Our View: Passing this test is vital

Because any colorless, odorless, radioactive gas to which your home, school and workplace is highly susceptible can be life-threatening, the N.C. Department of Heath and Human Services is wise to sound the alarm about radon, a common substance to which we are commonly exposed.

We'd be wise to listen.

The radiation protection section of the state health department is rightly joining in the January announcement about national Radon Action Month -- an announcement which declares radon as the second-leading cause of lung cancer in the United States.

Radon becomes a problem when it becomes an unwelcome guest in any area where we spend a significant amount of time -- our homes, our schools, our places of business -- and because it's not easily detectable and comes from a natural source, the radioactive decay of naturally occurring uranium in our soil, it can be easy to consume long-term exposure and not know it. That can be deadly: Radon is a Class A known human carcinogen, an agent that causes cancer in people.

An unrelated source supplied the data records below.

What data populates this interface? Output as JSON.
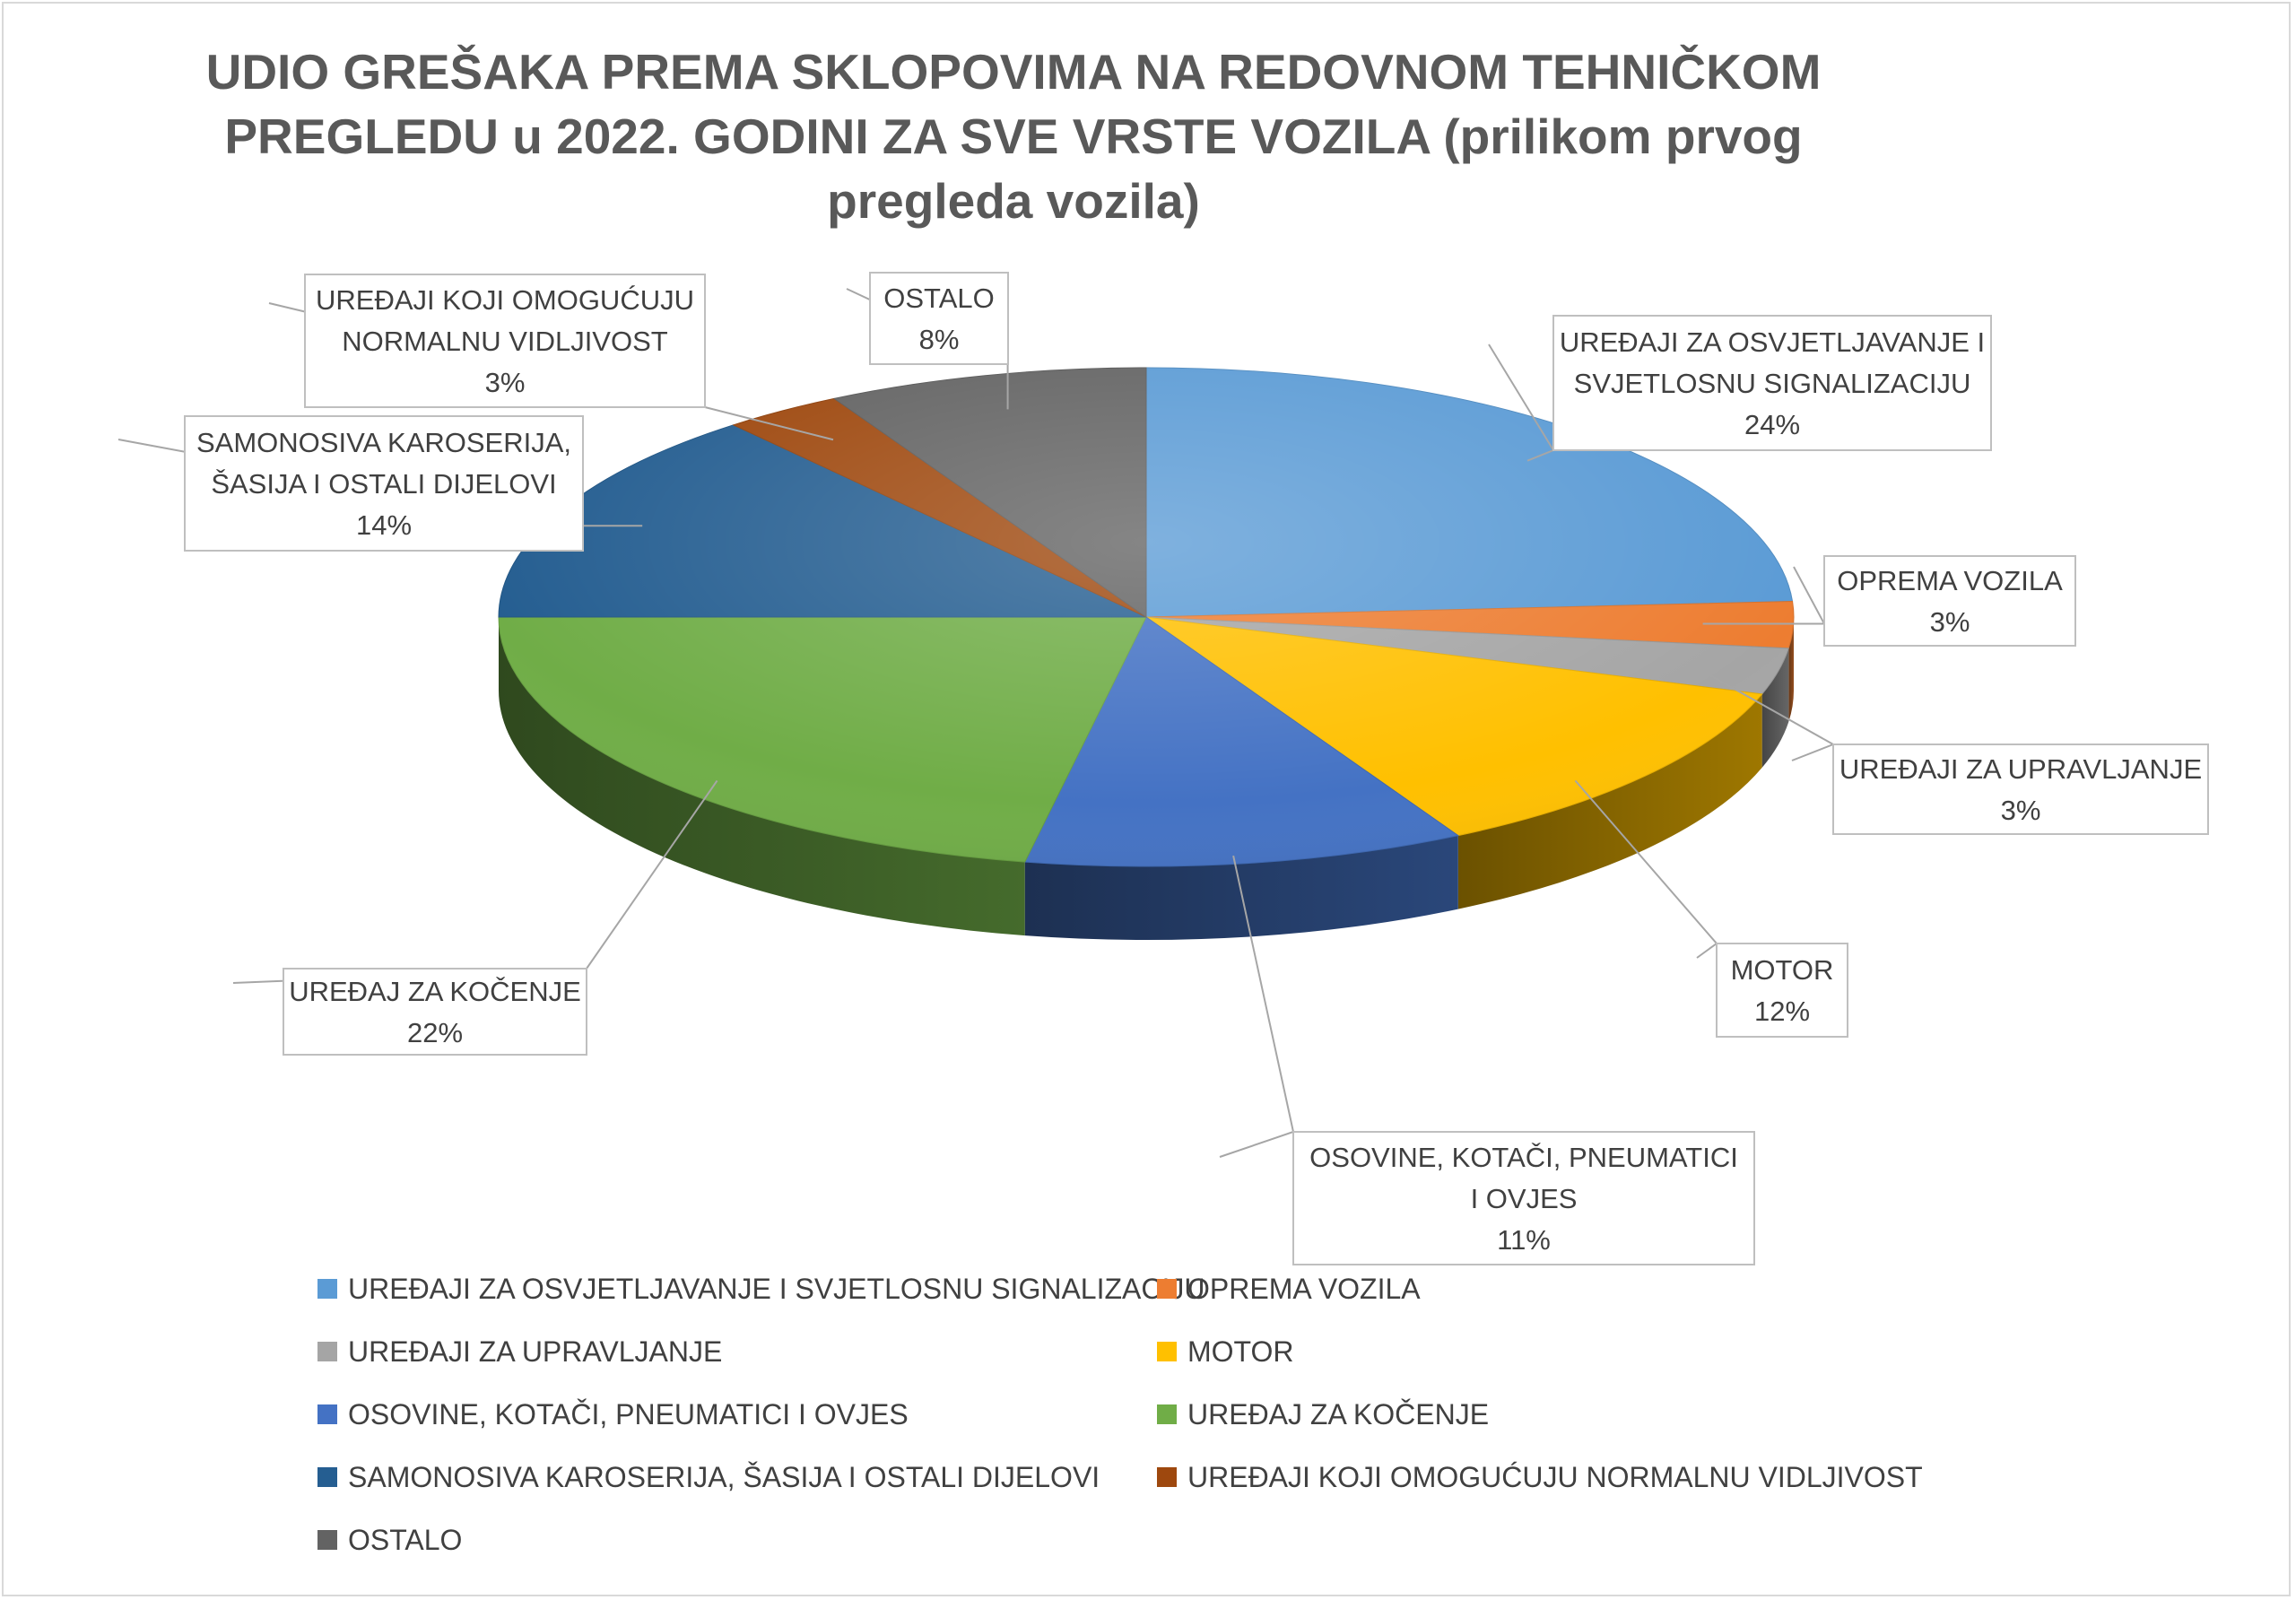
{
  "chart_data": {
    "type": "pie",
    "title": "UDIO GREŠAKA PREMA SKLOPOVIMA NA REDOVNOM TEHNIČKOM PREGLEDU u 2022. GODINI ZA SVE VRSTE VOZILA (prilikom prvog pregleda vozila)",
    "title_lines": [
      "UDIO GREŠAKA PREMA SKLOPOVIMA NA REDOVNOM TEHNIČKOM",
      "PREGLEDU u 2022. GODINI ZA SVE VRSTE VOZILA (prilikom prvog",
      "pregleda vozila)"
    ],
    "three_d": true,
    "legend_position": "bottom",
    "slices": [
      {
        "name": "UREĐAJI ZA OSVJETLJAVANJE I SVJETLOSNU SIGNALIZACIJU",
        "value": 24,
        "label_lines": [
          "UREĐAJI ZA OSVJETLJAVANJE I",
          "SVJETLOSNU SIGNALIZACIJU"
        ],
        "pct_label": "24%",
        "color": "#5B9BD5"
      },
      {
        "name": "OPREMA VOZILA",
        "value": 3,
        "label_lines": [
          "OPREMA VOZILA"
        ],
        "pct_label": "3%",
        "color": "#ED7D31"
      },
      {
        "name": "UREĐAJI ZA UPRAVLJANJE",
        "value": 3,
        "label_lines": [
          "UREĐAJI ZA UPRAVLJANJE"
        ],
        "pct_label": "3%",
        "color": "#A5A5A5"
      },
      {
        "name": "MOTOR",
        "value": 12,
        "label_lines": [
          "MOTOR"
        ],
        "pct_label": "12%",
        "color": "#FFC000"
      },
      {
        "name": "OSOVINE, KOTAČI, PNEUMATICI I OVJES",
        "value": 11,
        "label_lines": [
          "OSOVINE, KOTAČI, PNEUMATICI",
          "I OVJES"
        ],
        "pct_label": "11%",
        "color": "#4472C4"
      },
      {
        "name": "UREĐAJ ZA KOČENJE",
        "value": 22,
        "label_lines": [
          "UREĐAJ ZA KOČENJE"
        ],
        "pct_label": "22%",
        "color": "#70AD47"
      },
      {
        "name": "SAMONOSIVA KAROSERIJA, ŠASIJA I OSTALI DIJELOVI",
        "value": 14,
        "label_lines": [
          "SAMONOSIVA KAROSERIJA,",
          "ŠASIJA I OSTALI DIJELOVI"
        ],
        "pct_label": "14%",
        "color": "#255E91"
      },
      {
        "name": "UREĐAJI KOJI OMOGUĆUJU NORMALNU VIDLJIVOST",
        "value": 3,
        "label_lines": [
          "UREĐAJI KOJI OMOGUĆUJU",
          "NORMALNU VIDLJIVOST"
        ],
        "pct_label": "3%",
        "color": "#9E480E"
      },
      {
        "name": "OSTALO",
        "value": 8,
        "label_lines": [
          "OSTALO"
        ],
        "pct_label": "8%",
        "color": "#636363"
      }
    ]
  }
}
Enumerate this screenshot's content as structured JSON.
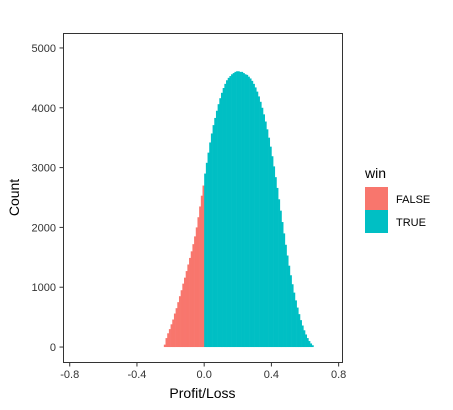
{
  "chart_data": {
    "type": "bar",
    "xlabel": "Profit/Loss",
    "ylabel": "Count",
    "xlim": [
      -0.84,
      0.82
    ],
    "ylim": [
      -250,
      5250
    ],
    "x_ticks": [
      -0.8,
      -0.4,
      0.0,
      0.4,
      0.8
    ],
    "x_tick_labels": [
      "-0.8",
      "-0.4",
      "0.0",
      "0.4",
      "0.8"
    ],
    "y_ticks": [
      0,
      1000,
      2000,
      3000,
      4000,
      5000
    ],
    "y_tick_labels": [
      "0",
      "1000",
      "2000",
      "3000",
      "4000",
      "5000"
    ],
    "grid": false,
    "legend": {
      "title": "win",
      "position": "right",
      "entries": [
        {
          "label": "FALSE",
          "color": "#F8766D"
        },
        {
          "label": "TRUE",
          "color": "#00BFC4"
        }
      ]
    },
    "bin_width": 0.01,
    "series": [
      {
        "name": "FALSE",
        "color": "#F8766D",
        "bins": [
          [
            -0.24,
            40
          ],
          [
            -0.23,
            150
          ],
          [
            -0.22,
            230
          ],
          [
            -0.21,
            300
          ],
          [
            -0.2,
            380
          ],
          [
            -0.19,
            460
          ],
          [
            -0.18,
            560
          ],
          [
            -0.17,
            650
          ],
          [
            -0.16,
            750
          ],
          [
            -0.15,
            850
          ],
          [
            -0.14,
            950
          ],
          [
            -0.13,
            1060
          ],
          [
            -0.12,
            1160
          ],
          [
            -0.11,
            1270
          ],
          [
            -0.1,
            1380
          ],
          [
            -0.09,
            1490
          ],
          [
            -0.08,
            1600
          ],
          [
            -0.07,
            1720
          ],
          [
            -0.06,
            1850
          ],
          [
            -0.05,
            2000
          ],
          [
            -0.04,
            2170
          ],
          [
            -0.03,
            2350
          ],
          [
            -0.02,
            2530
          ],
          [
            -0.01,
            2700
          ]
        ]
      },
      {
        "name": "TRUE",
        "color": "#00BFC4",
        "bins": [
          [
            0.0,
            2900
          ],
          [
            0.01,
            3080
          ],
          [
            0.02,
            3250
          ],
          [
            0.03,
            3420
          ],
          [
            0.04,
            3570
          ],
          [
            0.05,
            3710
          ],
          [
            0.06,
            3830
          ],
          [
            0.07,
            3950
          ],
          [
            0.08,
            4060
          ],
          [
            0.09,
            4160
          ],
          [
            0.1,
            4250
          ],
          [
            0.11,
            4330
          ],
          [
            0.12,
            4400
          ],
          [
            0.13,
            4460
          ],
          [
            0.14,
            4500
          ],
          [
            0.15,
            4530
          ],
          [
            0.16,
            4560
          ],
          [
            0.17,
            4580
          ],
          [
            0.18,
            4600
          ],
          [
            0.19,
            4610
          ],
          [
            0.2,
            4610
          ],
          [
            0.21,
            4600
          ],
          [
            0.22,
            4600
          ],
          [
            0.23,
            4580
          ],
          [
            0.24,
            4560
          ],
          [
            0.25,
            4550
          ],
          [
            0.26,
            4520
          ],
          [
            0.27,
            4490
          ],
          [
            0.28,
            4450
          ],
          [
            0.29,
            4400
          ],
          [
            0.3,
            4340
          ],
          [
            0.31,
            4270
          ],
          [
            0.32,
            4190
          ],
          [
            0.33,
            4100
          ],
          [
            0.34,
            4000
          ],
          [
            0.35,
            3890
          ],
          [
            0.36,
            3770
          ],
          [
            0.37,
            3640
          ],
          [
            0.38,
            3500
          ],
          [
            0.39,
            3350
          ],
          [
            0.4,
            3190
          ],
          [
            0.41,
            3020
          ],
          [
            0.42,
            2840
          ],
          [
            0.43,
            2660
          ],
          [
            0.44,
            2470
          ],
          [
            0.45,
            2280
          ],
          [
            0.46,
            2090
          ],
          [
            0.47,
            1900
          ],
          [
            0.48,
            1710
          ],
          [
            0.49,
            1530
          ],
          [
            0.5,
            1360
          ],
          [
            0.51,
            1200
          ],
          [
            0.52,
            1050
          ],
          [
            0.53,
            910
          ],
          [
            0.54,
            780
          ],
          [
            0.55,
            660
          ],
          [
            0.56,
            550
          ],
          [
            0.57,
            450
          ],
          [
            0.58,
            360
          ],
          [
            0.59,
            280
          ],
          [
            0.6,
            210
          ],
          [
            0.61,
            150
          ],
          [
            0.62,
            100
          ],
          [
            0.63,
            60
          ],
          [
            0.64,
            30
          ]
        ]
      }
    ]
  }
}
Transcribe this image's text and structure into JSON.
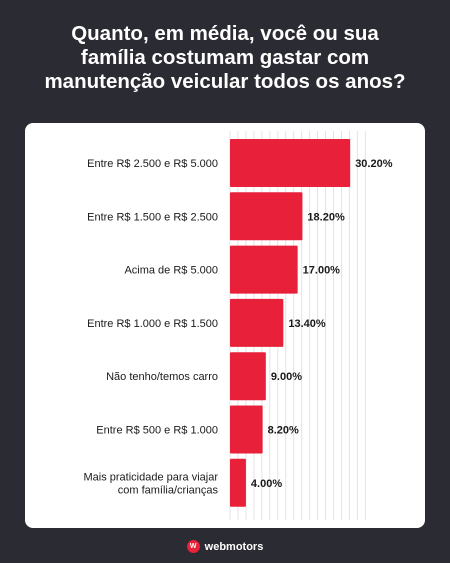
{
  "title_lines": [
    "Quanto, em média, você ou sua",
    "família costumam gastar com",
    "manutenção veicular todos os anos?"
  ],
  "chart_data": {
    "type": "bar",
    "orientation": "horizontal",
    "categories": [
      [
        "Entre R$ 2.500 e R$ 5.000"
      ],
      [
        "Entre R$ 1.500 e R$ 2.500"
      ],
      [
        "Acima de R$ 5.000"
      ],
      [
        "Entre R$ 1.000 e R$ 1.500"
      ],
      [
        "Não tenho/temos carro"
      ],
      [
        "Entre R$ 500 e R$ 1.000"
      ],
      [
        "Mais praticidade para viajar",
        "com família/crianças"
      ]
    ],
    "values": [
      30.2,
      18.2,
      17.0,
      13.4,
      9.0,
      8.2,
      4.0
    ],
    "value_labels": [
      "30.20%",
      "18.20%",
      "17.00%",
      "13.40%",
      "9.00%",
      "8.20%",
      "4.00%"
    ],
    "xlim": [
      0,
      34
    ],
    "grid": true,
    "bar_color": "#e8203a"
  },
  "brand": {
    "name": "webmotors",
    "mark": "W"
  },
  "colors": {
    "background": "#2b2b33",
    "accent": "#e8203a"
  }
}
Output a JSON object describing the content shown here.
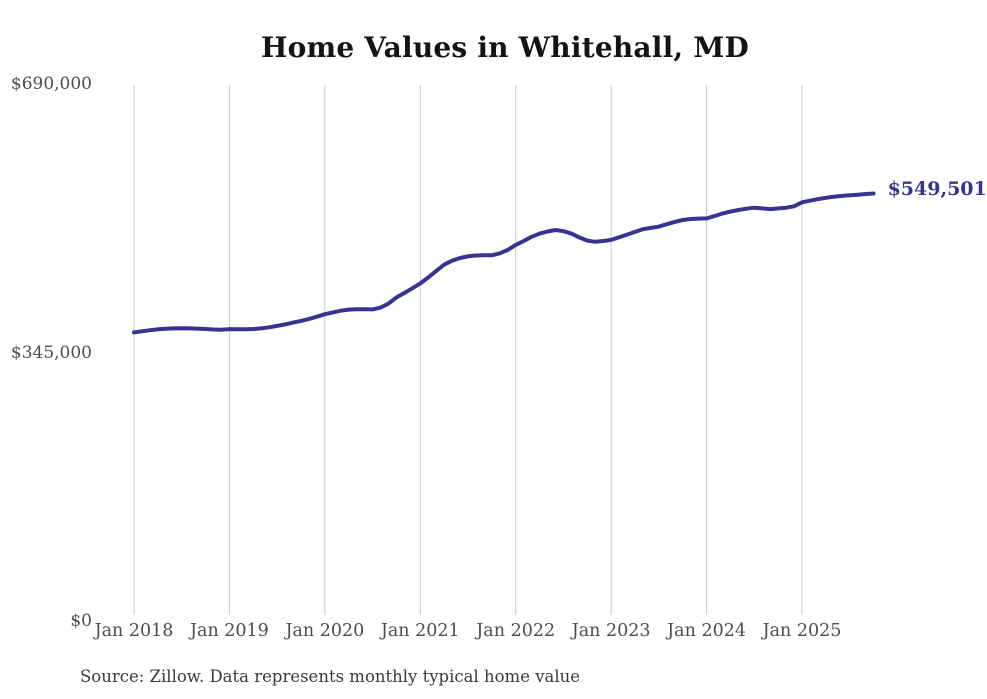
{
  "title": "Home Values in Whitehall, MD",
  "end_label": "$549,501",
  "source_note": "Source: Zillow. Data represents monthly typical home value",
  "colors": {
    "line": "#39338f",
    "end_label": "#39338f",
    "gridline": "#c9c9c9",
    "tick_text": "#4d4d4d",
    "title_text": "#141414",
    "source_text": "#3a3a3a",
    "background": "#ffffff"
  },
  "chart_data": {
    "type": "line",
    "title": "Home Values in Whitehall, MD",
    "xlabel": "",
    "ylabel": "",
    "ylim": [
      0,
      690000
    ],
    "grid": "vertical-yearly-only",
    "legend": "none",
    "y_ticks": [
      {
        "label": "$0",
        "value": 0
      },
      {
        "label": "$345,000",
        "value": 345000
      },
      {
        "label": "$690,000",
        "value": 690000
      }
    ],
    "x_tick_labels": [
      "Jan 2018",
      "Jan 2019",
      "Jan 2020",
      "Jan 2021",
      "Jan 2022",
      "Jan 2023",
      "Jan 2024",
      "Jan 2025"
    ],
    "months_per_x_tick": 12,
    "last_point_label": "$549,501",
    "last_value": 549501,
    "series": [
      {
        "name": "Typical home value",
        "start_month": "2018-01",
        "end_month": "2025-10",
        "values": [
          371000,
          372400,
          373800,
          375000,
          375700,
          376100,
          376200,
          376100,
          375800,
          375300,
          374700,
          374400,
          375200,
          375100,
          375000,
          375300,
          376100,
          377500,
          379300,
          381300,
          383500,
          385800,
          388300,
          391200,
          394300,
          396700,
          398900,
          400300,
          400700,
          400600,
          400500,
          402900,
          408000,
          416000,
          421600,
          427600,
          433900,
          441500,
          450000,
          458000,
          463100,
          466600,
          468800,
          469800,
          470100,
          470100,
          472600,
          477000,
          483400,
          488500,
          493800,
          497900,
          500600,
          502600,
          501000,
          497900,
          493100,
          488900,
          487400,
          488500,
          489800,
          493200,
          496700,
          500200,
          503600,
          505300,
          506900,
          510100,
          513000,
          515500,
          516700,
          517200,
          517500,
          520500,
          523800,
          526300,
          528300,
          530000,
          531200,
          530300,
          529500,
          530300,
          531200,
          533000,
          538200,
          540300,
          542300,
          544000,
          545400,
          546400,
          547200,
          548000,
          548800,
          549501
        ]
      }
    ]
  }
}
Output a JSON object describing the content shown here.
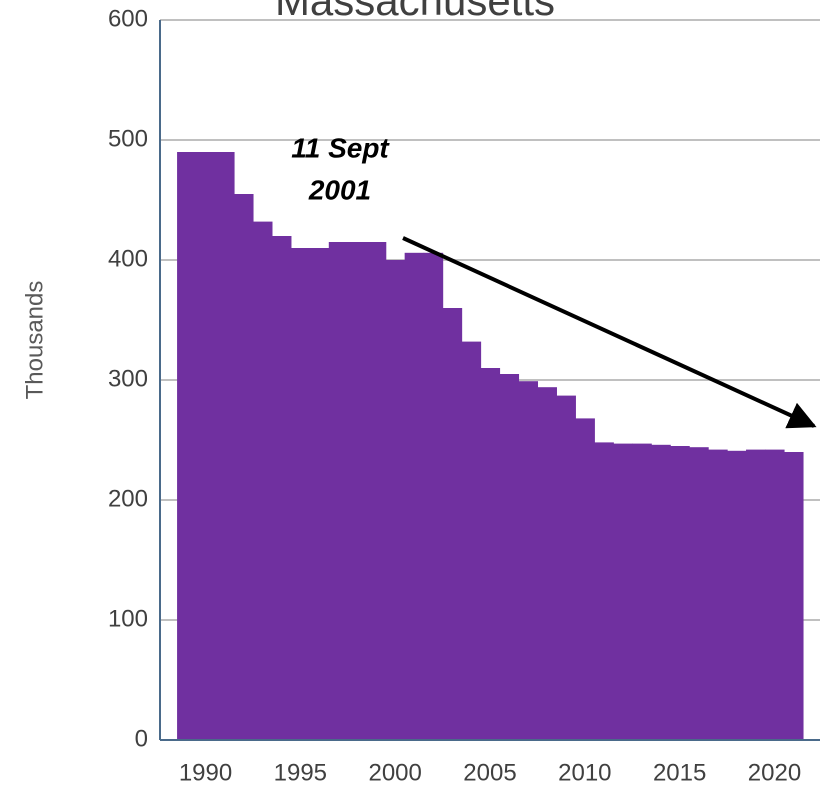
{
  "chart_data": {
    "type": "bar",
    "title": "Massachusetts",
    "y_label": "Thousands",
    "annotation": [
      "11 Sept",
      "2001"
    ],
    "x": [
      1989,
      1990,
      1991,
      1992,
      1993,
      1994,
      1995,
      1996,
      1997,
      1998,
      1999,
      2000,
      2001,
      2002,
      2003,
      2004,
      2005,
      2006,
      2007,
      2008,
      2009,
      2010,
      2011,
      2012,
      2013,
      2014,
      2015,
      2016,
      2017,
      2018,
      2019,
      2020,
      2021
    ],
    "values": [
      490,
      490,
      490,
      455,
      432,
      420,
      410,
      410,
      415,
      415,
      415,
      400,
      406,
      406,
      360,
      332,
      310,
      305,
      299,
      294,
      287,
      268,
      248,
      247,
      247,
      246,
      245,
      244,
      242,
      241,
      242,
      242,
      240
    ],
    "color": "#7030a0",
    "xlim": [
      1987.6,
      2022.4
    ],
    "xticks": [
      1990,
      1995,
      2000,
      2005,
      2010,
      2015,
      2020
    ],
    "ylim": [
      0,
      600
    ],
    "yticks": [
      0,
      100,
      200,
      300,
      400,
      500,
      600
    ],
    "grid": true
  }
}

That agent may be more prevalent and malevolent than you think. Many areas of Western North Carolina have tested for elevated radon levels that can be dangerous: An elementary student, for example, who spends eight hours a day, 180 days per year in a classroom with elevated radon will receive about 10 times as much radiation as the Nuclear Regulatory Commission allows at the edge of a nuclear power plant.

The only way to rid a space of excessive radon gas is through professional mitigation, but you don't have to be a professional to test for the substance initially. 

In January, the NCDHHS is offering free radon test kits you can do yourself. Order the kits at 

The cost of the test kit is free. The cost of not testing could be immeasurable.